The code sample of Cache-Aside pattern explains the scenario 1 under the Read Through. This ensures that application does not get stale data. But at the same time this might bring performance issues where write rate is equal or greater than the read of the object.
- Application reads the data from the cache
- If data is in the cache application gets it, else it loads from the data store and updates the cache.
- Application writes data to the data store.
- Successful write operation would invalidate the corresponding object in the cache.
Applications write the data to the cache, not to the data store. The caching service will write the data transparently to the data store. Mostly this update is synchronous, so a typical write operation returns a success when the data is written to the cache and to the data store. Since data is written to the cache, no need to invalidate the object. Modifications to the object in the cache need to be handled in a thread safe way. Applications get the latest data.
- Application write the data to the cache.
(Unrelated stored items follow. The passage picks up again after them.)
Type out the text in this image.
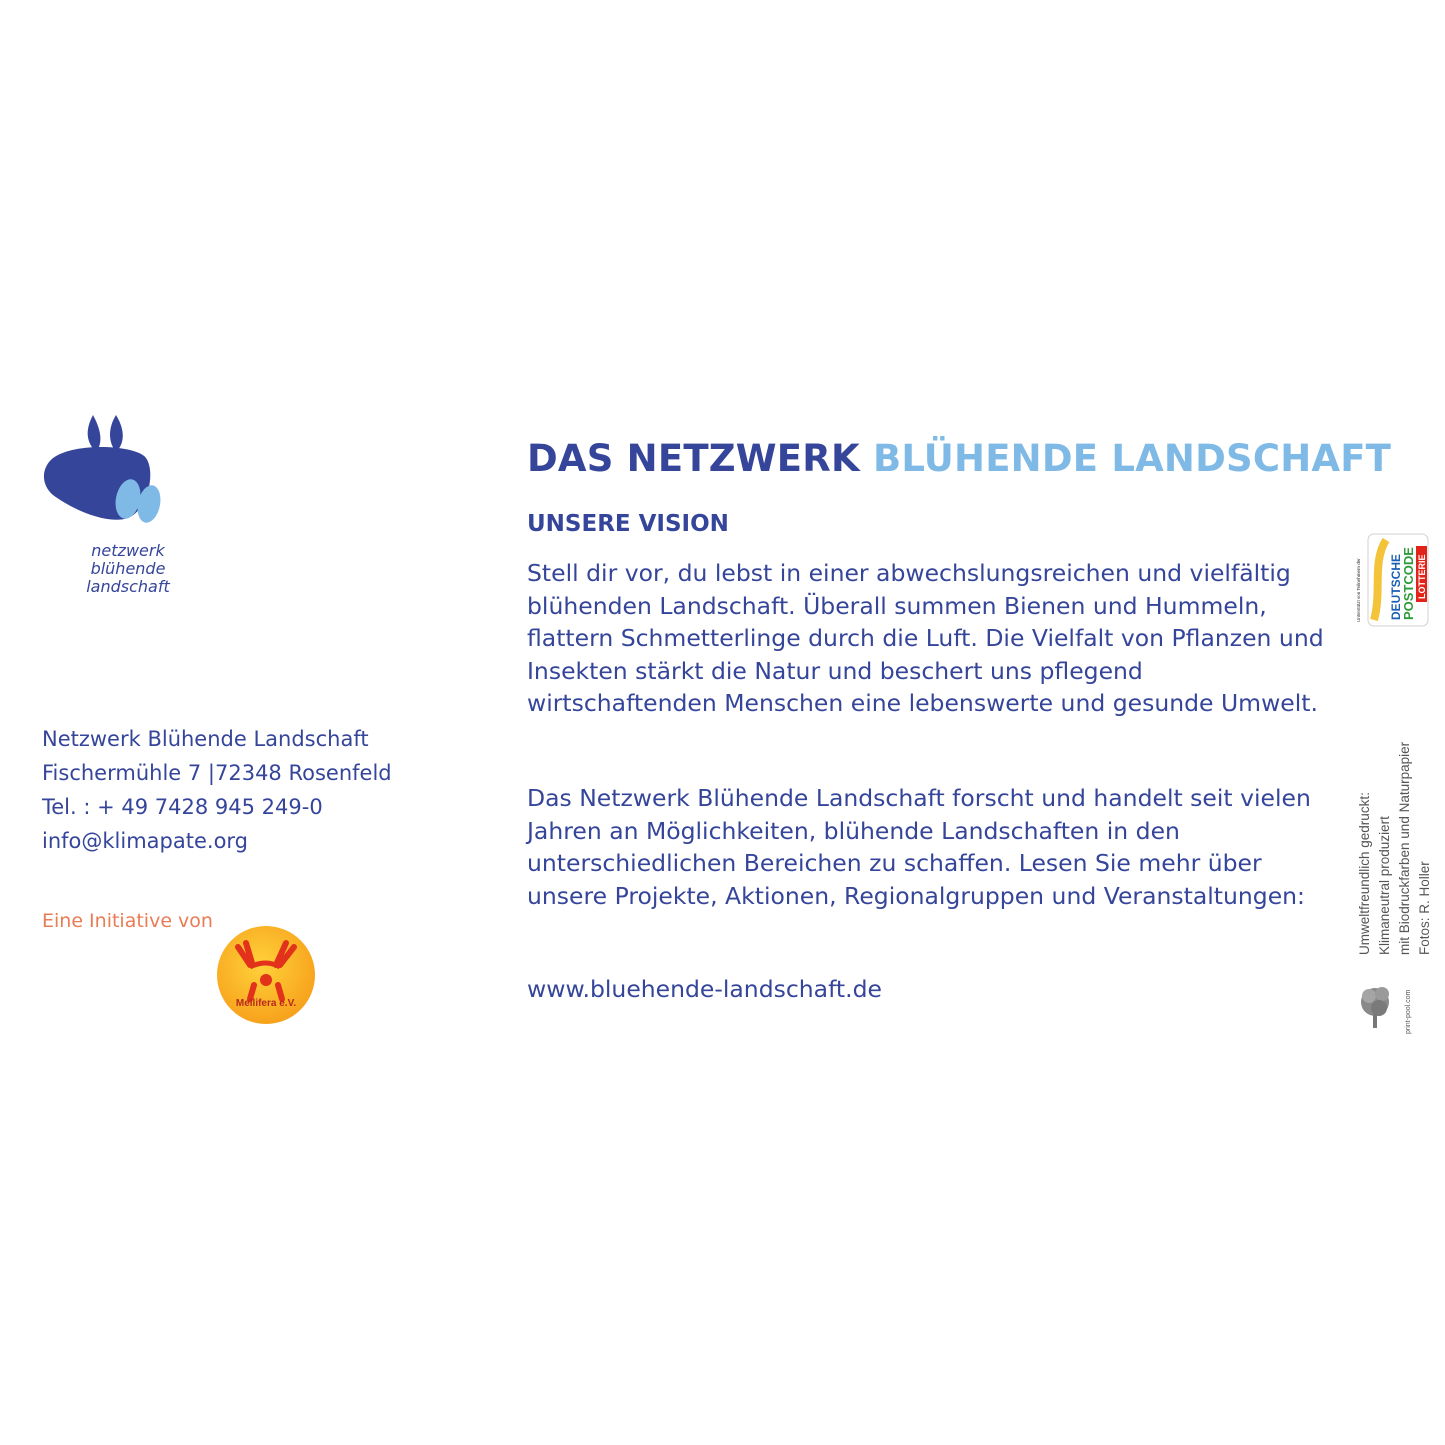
netzwerk
blühende
landschaft
Netzwerk Blühende Landschaft
Fischermühle 7 |72348 Rosenfeld
Tel. : + 49 7428 945 249-0
info@klimapate.org
Eine Initiative von
Mellifera e.V.
DAS NETZWERK BLÜHENDE LANDSCHAFT
UNSERE VISION
Stell dir vor, du lebst in einer abwechslungsreichen und vielfältig blühenden Landschaft. Überall summen Bienen und Hummeln, flattern Schmetterlinge durch die Luft. Die Vielfalt von Pflanzen und Insekten stärkt die Natur und beschert uns pflegend wirtschaftenden Menschen eine lebenswerte und gesunde Umwelt.
Das Netzwerk Blühende Landschaft forscht und handelt seit vielen Jahren an Möglichkeiten, blühende Landschaften in den unterschiedlichen Bereichen zu schaffen. Lesen Sie mehr über unsere Projekte, Aktionen, Regionalgruppen und Veranstaltungen:
www.bluehende-landschaft.de
Unterstützt von Teilnehmern der DEUTSCHE
POSTCODE LOTTERIE
Umweltfreundlich gedruckt: Klimaneutral produziert mit Biodruckfarben und Naturpapier Fotos: R. Holler
print-pool.com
- Caching service or the application writes the data to the data store
- A write is considered successful if both the cache and the data store are updated.
- We can use two different threads one to update the cache and the other to update the data store and wait for both to complete successfully.
- Using application generated IDs for the objects would help.
- Updating the objects should be thread safe
Write through also has a delayed update to the data store. This is known as a Write-Behind strategy.
- Application writes the data to the cache
- A write is considered success if the write to the cache is success.
- Later stage (either periodically or based on eviction time or based on any specific parameter) data store will be updated.
This is a very helpful and a high responsive design. Most of the modern applications which has high throughput follow this strategy. Your cache should be reliable and should support at least one stage of master-slave model in order to be reliable. Because if the cache goes down before the write takes place to the data store, then there’s no way to get the data.
Also if any object requires all auditing trails, then this strategy cannot be useful. Example – An application requires all operations on the Products should be logged. A new product is added and then modified. Data store update happens after the modification, so in this case we totally miss the old value and the change log of that product.
Read the frequent access data from the data store, before the cache object get evicted. For example, there’s a products collection in the cache. This is accessed very often and the eviction time is 120 seconds. So this collection will be removed from the cache after 120 seconds under normal cache implementations.
So the first read after the object has been cleared from the cache go through the Read Through strategy. So that read might take longer time. Read Ahead strategy refreshes the collection before it get evicted. The refresh happens automatically. In the Read Through this refresh happens on demand.
- There should be a mechanism to observe the cache object life times. (Redis has an implementation that it triggers an event for this)
- Based on the event, we fire up a worker to load the data to the cache, even before the application requests the data.
Caching is a strategical decision. We can simply use it just to store some objects and also an entire application can be designed and scaled based on the caching as well.